I started a Tumblr blog almost 2 years ago to help me do that very same thing. However, in the 20 some-odd months I’ve been part of Tumblr, I’ve only posted 8 times. In a month of being on Plinky, I’ve made seven answers and made friends. Prompts, I’ve found, help me to fire up my creativity. Plinky is like a light jog before a tremendous workout. It get’s the ideas moving and the blood flowing to the fingertips.
2) It’s A Great SEO Tool
Google’s recent Farmer algorithm change vastly affected the way a lot of people are doing their link building. I’m personally not a huge link building fan (though there is obvious value in it) I prefer to build links organically by having my readers link to it. What readers you ask? I’ve got some- I think.
However, adding links to a Plinky post is easy enough and every post I’ve put up has been indexed by google within a day of the post. My most recent answer was indexed in less than an hour. That means that not only do you get the anchor text you want, but it will also be indexed very quickly. Now it’s not a great link, but it is still a link. And if that’s what you need to feel better about your site at the end of the day, then it’s a perfect way to do it.
I’m not a huge believe in this, and I imagine that by saying it’s an “SEO tool,” people will take that to mean it’s a place that they can vandalize with useless text and get anchor text out of. I’m going to ask you to be gentle with Plinky, for the next reason I’m going to list.
3) It’s An Unadulterated Realm Of The Internet
Here’s what I mean by that. Facebook used to be this place where only college students could hang out, post photos and stalk cute girls. Now my 85 year old grandfather has a profile. Twitter used to be a free forum for conversation. Now you’ll get spammed any time you mention apple. LinkedIn always sucked.
There are very few places left on the internet that are free of the spam and wasted space of most modern social networks. Remember when everyone had a MySpace page? Then what happened- The only people who wanted add you were amateur porn stars and people with terrible bands. But that place exists again, and it’s called Plinky.

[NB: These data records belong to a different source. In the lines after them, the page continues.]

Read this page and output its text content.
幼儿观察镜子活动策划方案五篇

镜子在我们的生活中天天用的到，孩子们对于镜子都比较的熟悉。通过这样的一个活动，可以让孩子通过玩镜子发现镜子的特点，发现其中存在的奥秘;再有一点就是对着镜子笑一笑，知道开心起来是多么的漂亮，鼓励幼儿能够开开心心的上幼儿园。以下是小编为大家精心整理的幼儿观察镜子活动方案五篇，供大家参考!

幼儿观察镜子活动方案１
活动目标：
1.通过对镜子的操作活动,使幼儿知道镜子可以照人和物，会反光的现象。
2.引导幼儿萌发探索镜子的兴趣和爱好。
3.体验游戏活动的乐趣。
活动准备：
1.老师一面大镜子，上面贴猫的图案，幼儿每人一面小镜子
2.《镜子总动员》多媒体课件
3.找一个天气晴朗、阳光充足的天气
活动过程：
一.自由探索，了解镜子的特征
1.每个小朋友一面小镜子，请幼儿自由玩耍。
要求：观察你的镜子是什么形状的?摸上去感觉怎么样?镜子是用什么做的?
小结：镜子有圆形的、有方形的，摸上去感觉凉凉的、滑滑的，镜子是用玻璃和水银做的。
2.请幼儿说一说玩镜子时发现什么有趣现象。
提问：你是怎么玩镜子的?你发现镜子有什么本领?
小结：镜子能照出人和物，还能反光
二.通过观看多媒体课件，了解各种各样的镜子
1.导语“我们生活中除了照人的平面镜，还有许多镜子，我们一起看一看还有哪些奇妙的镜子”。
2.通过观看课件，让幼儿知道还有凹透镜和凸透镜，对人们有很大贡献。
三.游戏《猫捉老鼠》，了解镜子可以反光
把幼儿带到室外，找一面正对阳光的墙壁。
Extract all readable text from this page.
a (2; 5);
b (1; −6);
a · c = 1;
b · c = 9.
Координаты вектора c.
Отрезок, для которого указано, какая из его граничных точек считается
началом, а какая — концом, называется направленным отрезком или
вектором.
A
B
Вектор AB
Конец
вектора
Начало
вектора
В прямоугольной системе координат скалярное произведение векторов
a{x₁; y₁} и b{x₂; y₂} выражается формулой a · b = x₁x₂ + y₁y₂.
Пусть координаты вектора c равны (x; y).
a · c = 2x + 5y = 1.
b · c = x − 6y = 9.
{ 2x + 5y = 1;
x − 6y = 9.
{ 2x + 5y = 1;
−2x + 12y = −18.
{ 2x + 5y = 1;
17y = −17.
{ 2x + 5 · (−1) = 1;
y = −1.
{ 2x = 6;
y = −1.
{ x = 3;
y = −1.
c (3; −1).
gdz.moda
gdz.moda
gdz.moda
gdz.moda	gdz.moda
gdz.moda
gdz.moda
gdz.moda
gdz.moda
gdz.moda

I haven’t been bugged by anyone offering me a free iPad 2. People are actually just reading my answers and leaving responses. It’s like being heard again. It’s nice. I know that I just listed it as an untapped SEO resource, but hear me out on this. It shouldn’t be ransacked and brutalized by SEOs desperate to get a link. They only ask for a short answer to a prompt, and there’s no reason you can provide a quality answer to the question and get a link in the process.
The Bottom Line
Plinky is a new favorite site, and this week’s winner of the Magnetic Oreo Award. I encourage anyone who fancies themselves a writer to use it often to do some metaphorical stretching before writing.